It’s all in the pastry
At the Lindeth Howe Country House Hotel in the Lake District they serve the world’s most expensive pudding* but according to one top, UK-based chef, it’s not the price of the desserts on your menu that are worth their weight in gold but rather finding a good pastry chef.
It used to be said that if you had cool hands, you’d be good at making pastry. In turn, this made you an ideal candidate for becoming a pastry chef but since pastry went all patisserie, recruiting staff for the dessert section has become more difficult.
According to Ernst van Zyl, the South African-born head chef at the 2AA Rosette Etrop Grange Hotel in Hale, Cheshire, good pastry chefs are now among the most sought after members of the kitchen brigade. Says Ernst, who devises and creates the deserts served in both the hotel’s brasserie and separate fine-dining restaurant: “It’s a question of confidence when it comes to puddings.
“Most chefs are good at devising and delivering savoury dishes. They know you can add a bit of this to boost flavour, leave a little something out next time if you need a bit more subtly but with desserts, you either come up with or follow a recipe and if that recipe calls for 2g of something, then that’s what you give it. It’s 2g for a reason. You have less room for manoeuvre in the desserts section. It’s more of a science, more technical and that makes a lot of people more nervous and less confident.
“I find my chefs are more afraid of the pastry section. A good pastry chef can therefore be worth his or her weight in gold and in my experience, female pastry chefs can sometimes have the edge over men as they tend to be more accurate and precise rather than work on a trial and error basis, which can be more of a male approach.”
So could a patisserie specialisation be for you? A quick scan of situations vacant within chefing definitely highlights a demand for pastry chefs with starting salaries for junior pastry chefs around the £16,000 per annum mark rising to the mid-twenties with some experience. Head pastry chefs, it would seem, can demand their own rate of pay within reason with “competitive” salaries promised to entice those with even more experience.
Being a pastry chef or patissier doesn’t always confine you to being part of a kitchen brigade in a hotel or restaurant either as Sarah Frankland is proof. Having worked at Mayfair’s Connaught Hotel for two and a half years when Angela Hartnett was restaurant chef-patron, Sarah studied patisserie one day a week at college.
She then left to work for Scottish-born patissier William Curley and his Japanese patissier wife Suzue, who together are proprietors of three London area chocolate and patisserie boutiques in Richmond-upon-Thames, Belgravia and in Harrods. Now just over six years on, Sarah, who originally hails from Folkestone in Kent, is head patissier at the couple’s Twickenham kitchen, where the boutiques’ chocolates, cakes and desserts are made. Says Sarah, whose ambition is to one day open her own patisserie/cafe in London: “I really enjoy what I do.
“The hours can still be hard especially in the run up to Christmas when there is more demand for our chocolates but I do believe patisserie has given me perhaps more opportunities to further to my career.”

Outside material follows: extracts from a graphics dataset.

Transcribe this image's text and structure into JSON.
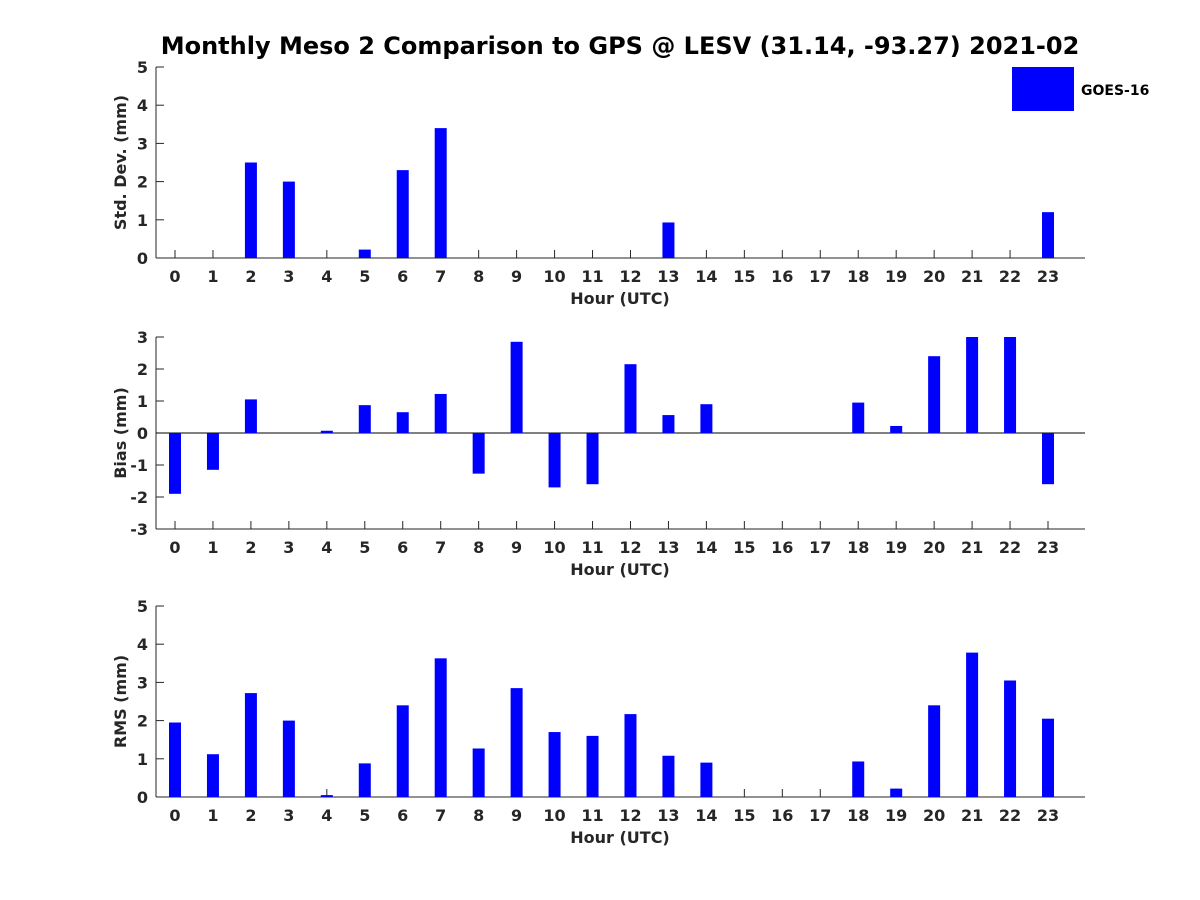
{
  "title": "Monthly Meso 2 Comparison to GPS @ LESV (31.14, -93.27) 2021-02",
  "legend": {
    "label": "GOES-16",
    "color": "#0000ff",
    "placement": "top-right"
  },
  "colors": {
    "bar": "#0000ff",
    "axis": "#262626"
  },
  "chart_data": [
    {
      "type": "bar",
      "ylabel": "Std. Dev. (mm)",
      "xlabel": "Hour (UTC)",
      "categories": [
        "0",
        "1",
        "2",
        "3",
        "4",
        "5",
        "6",
        "7",
        "8",
        "9",
        "10",
        "11",
        "12",
        "13",
        "14",
        "15",
        "16",
        "17",
        "18",
        "19",
        "20",
        "21",
        "22",
        "23"
      ],
      "values": [
        0,
        0,
        2.5,
        2.0,
        0,
        0.22,
        2.3,
        3.4,
        0,
        0,
        0,
        0,
        0,
        0.93,
        0,
        0,
        0,
        0,
        0,
        0,
        0,
        0,
        0,
        1.2
      ],
      "ylim": [
        0,
        5
      ],
      "yticks": [
        "0",
        "1",
        "2",
        "3",
        "4",
        "5"
      ],
      "grid": false
    },
    {
      "type": "bar",
      "ylabel": "Bias (mm)",
      "xlabel": "Hour (UTC)",
      "categories": [
        "0",
        "1",
        "2",
        "3",
        "4",
        "5",
        "6",
        "7",
        "8",
        "9",
        "10",
        "11",
        "12",
        "13",
        "14",
        "15",
        "16",
        "17",
        "18",
        "19",
        "20",
        "21",
        "22",
        "23"
      ],
      "values": [
        -1.9,
        -1.15,
        1.05,
        0,
        0.07,
        0.87,
        0.65,
        1.22,
        -1.27,
        2.85,
        -1.7,
        -1.6,
        2.15,
        0.56,
        0.9,
        0,
        0,
        0,
        0.95,
        0.22,
        2.4,
        3.0,
        3.0,
        -1.6
      ],
      "ylim": [
        -3,
        3
      ],
      "yticks": [
        "-3",
        "-2",
        "-1",
        "0",
        "1",
        "2",
        "3"
      ],
      "grid": false
    },
    {
      "type": "bar",
      "ylabel": "RMS (mm)",
      "xlabel": "Hour (UTC)",
      "categories": [
        "0",
        "1",
        "2",
        "3",
        "4",
        "5",
        "6",
        "7",
        "8",
        "9",
        "10",
        "11",
        "12",
        "13",
        "14",
        "15",
        "16",
        "17",
        "18",
        "19",
        "20",
        "21",
        "22",
        "23"
      ],
      "values": [
        1.95,
        1.12,
        2.72,
        2.0,
        0.05,
        0.88,
        2.4,
        3.63,
        1.27,
        2.85,
        1.7,
        1.6,
        2.17,
        1.08,
        0.9,
        0,
        0,
        0,
        0.93,
        0.22,
        2.4,
        3.78,
        3.05,
        2.05
      ],
      "ylim": [
        0,
        5
      ],
      "yticks": [
        "0",
        "1",
        "2",
        "3",
        "4",
        "5"
      ],
      "grid": false
    }
  ]
}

Sarah’s yearning to make a name for herself as a patissier won her a scholarship worth £3,500 which enabled her to train for two months at a French patisserie college and then spend three weeks in Japan. Says Sarah: “Japan was fascinating and I’d love to go back there. The Japanese have really taken patisserie to heart with many Japanese patissiers now training in France and then going back home only mix what they’ve learnt with their own culture so for example, you’ll get patisserie with black and red beans.
“I was also able to go to New York where the fashion for dessert bars started. William introduced a dessert bar in his Belgravia boutique and it’s massively popular.”
Sarah also won last year’s inaugural Movenpick Gourmet Dessert Chef of the Year Competition. Held in partnership with the Craft Guild of Chefs, it required entrants to match one of the Swiss ice cream company’s ice cream flavours with a dessert of their innovation/choice. The finalists – six in all – then had to make their entry in a live cook-off held at Westminster Kingsway College. Sarah opted for Hazelnut ice cream served with a poached apple cannelloni with a jasmine mousse topped on a chocolate sable Breton.
Judge Allan Pickett said the competition “should act as inspiration for chefs to put desserts back on the menu and encourage a revival of a course that is so often seen as an after-thought rather than what could be the icing on the cake of a top class meal”. For her efforts, Sarah won a weekend for two to Switzerland.
Adds Sarah: “I was so excited to win and to be part of something that raises the profile of desserts.”
Perhaps you might want to consider if a shift to sweets could bring you your just desserts?